Note that the two children, EmailInboxWorkflow and EmailMessageWorkflow, have no knowledge of each other, nor of the context in which they are run.

The InboxScreen rendering includes an onMessageSelected(MessageId) function. When that is called, EmailInboxWorkflow enqueues an Action function that emits the given MessageId as Output. EmailBrowserWorkflow receives that Output, and enqueues another Action that updates the selection: MessageId of its State accordingly.

Workflow schematic showing EmailBrowserWorkflow rendering by delegating to two children, InboxWorkflow and MessageWorkflow, and assembling their renderings into its own.

Whenever such a Workflow Action cascade fires, the root Workflow is asked for a new Rendering. Just as before, EmailBrowserWorkflow delegates to its two children for their Renderings, this time providing the new value of selection as the updated Props for MessageWorkflow.

Why does Workflow work this way?

Workflow was built to tame the composition and navigation challenges presented by Square’s massive Android and iOS apps.
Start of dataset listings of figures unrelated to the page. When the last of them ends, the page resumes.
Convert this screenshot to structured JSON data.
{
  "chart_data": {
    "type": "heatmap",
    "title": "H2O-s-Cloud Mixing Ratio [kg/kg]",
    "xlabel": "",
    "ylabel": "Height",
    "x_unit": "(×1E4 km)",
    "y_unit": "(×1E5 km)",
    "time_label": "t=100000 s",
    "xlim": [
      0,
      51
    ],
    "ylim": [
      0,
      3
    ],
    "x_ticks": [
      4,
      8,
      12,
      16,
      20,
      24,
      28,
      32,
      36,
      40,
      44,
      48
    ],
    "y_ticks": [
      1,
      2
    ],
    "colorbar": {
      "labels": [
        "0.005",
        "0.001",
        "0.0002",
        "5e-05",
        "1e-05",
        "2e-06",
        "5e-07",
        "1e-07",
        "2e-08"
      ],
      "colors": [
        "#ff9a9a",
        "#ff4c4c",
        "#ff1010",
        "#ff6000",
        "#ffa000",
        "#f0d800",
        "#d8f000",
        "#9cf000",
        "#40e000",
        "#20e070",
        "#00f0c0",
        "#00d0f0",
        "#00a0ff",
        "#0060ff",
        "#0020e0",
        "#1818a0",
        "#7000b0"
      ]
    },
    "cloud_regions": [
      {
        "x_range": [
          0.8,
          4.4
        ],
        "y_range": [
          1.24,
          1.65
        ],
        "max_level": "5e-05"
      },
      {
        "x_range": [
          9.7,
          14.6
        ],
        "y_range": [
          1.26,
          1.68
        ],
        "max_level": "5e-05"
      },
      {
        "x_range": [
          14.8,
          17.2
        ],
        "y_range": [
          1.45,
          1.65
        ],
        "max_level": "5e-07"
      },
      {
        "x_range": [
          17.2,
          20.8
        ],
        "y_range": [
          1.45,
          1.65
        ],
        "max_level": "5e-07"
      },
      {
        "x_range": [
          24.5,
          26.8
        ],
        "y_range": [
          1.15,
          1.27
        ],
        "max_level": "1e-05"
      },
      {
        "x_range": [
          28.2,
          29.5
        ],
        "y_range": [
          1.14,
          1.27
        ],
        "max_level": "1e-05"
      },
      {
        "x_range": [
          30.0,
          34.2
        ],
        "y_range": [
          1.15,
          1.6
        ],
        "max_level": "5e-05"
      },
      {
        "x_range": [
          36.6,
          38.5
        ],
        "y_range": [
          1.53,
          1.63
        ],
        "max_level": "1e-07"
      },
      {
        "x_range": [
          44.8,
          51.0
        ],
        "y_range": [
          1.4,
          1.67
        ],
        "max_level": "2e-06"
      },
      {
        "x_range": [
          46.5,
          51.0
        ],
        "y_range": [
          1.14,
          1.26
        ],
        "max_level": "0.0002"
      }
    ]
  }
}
It lets us write intricate, centralized, well tested code encapsulating the flow through literally hundreds of individual screens. These days we are able to see and shape the forest, despite all of the trees.

We built it with two core design principals in mind:

  • Unidirectional data flow is the best way to stay sane when building UI
  • Declarative programming is the best way to define unidirectional data flows

What does that actually mean?

Unidirectional Data Flow

There is a wealth of information on the web about Unidirectional Data Flow, but it very simply means that there is a single path along which data travel from your business logic to your UI, and events travel to your business logic from your UI, and they always and only travel in one direction along that path. For Workflow, this also implies that the UI is (almost) stateless, and that the interesting state for your app is centralized and not duplicated.

In practice, this makes program flow much easier to reason about because anytime something happens in an app, it removes the questions of where the state came from that caused it, which components got which events, and which sequences of cause and effect actually occurred. It makes unit testing easier because state and events are explicit, and always live in the same place and flow through the same APIs, so unit tests only need to test state transitions, for the most part.

Declarative vs Imperative

Traditionally, most mobile code is β€œimperative” – it consists of instructions for how to build and display the UI. These instructions can include control flow like loops. Imperative code is usually stateful, state is usually sprinkled all over the place, and tends to care about instances and identity. When reading imperative code, you almost have to run an interpreter and keep all the pieces of state in your head to figure out what it does.

Web UI is traditionally declarative – it describes what to render, and some aspects of how to render it (style), but doesn’t say how to actually draw it. Declarative code is usually easier to read than imperative code. It describes what it produces, not how to generate it. Declarative code usually cares more about pure values than instance identities. However, since computers still need actual instructions at some point, declarative code requires something else, usually imperative, either a compiler or interpreter, to actually do something with it.

Workflow code is written in regular Kotlin or Swift, which are both imperative languages, but the library encourages you to write your logic in a declarative and functional style. The library manages state and wiring up event handling for you, so the only code you need to write is code that is actually interesting for your particular problem.

A note about functional programming

Kotlin and Swift are not strictly functional programming languages, but both have features that allow you to write functional-style code. Functional code discourages side effects and is generally much easier to test than object-oriented code. Functional and declarative programming go very well together, and Workflow encourages you to write such code.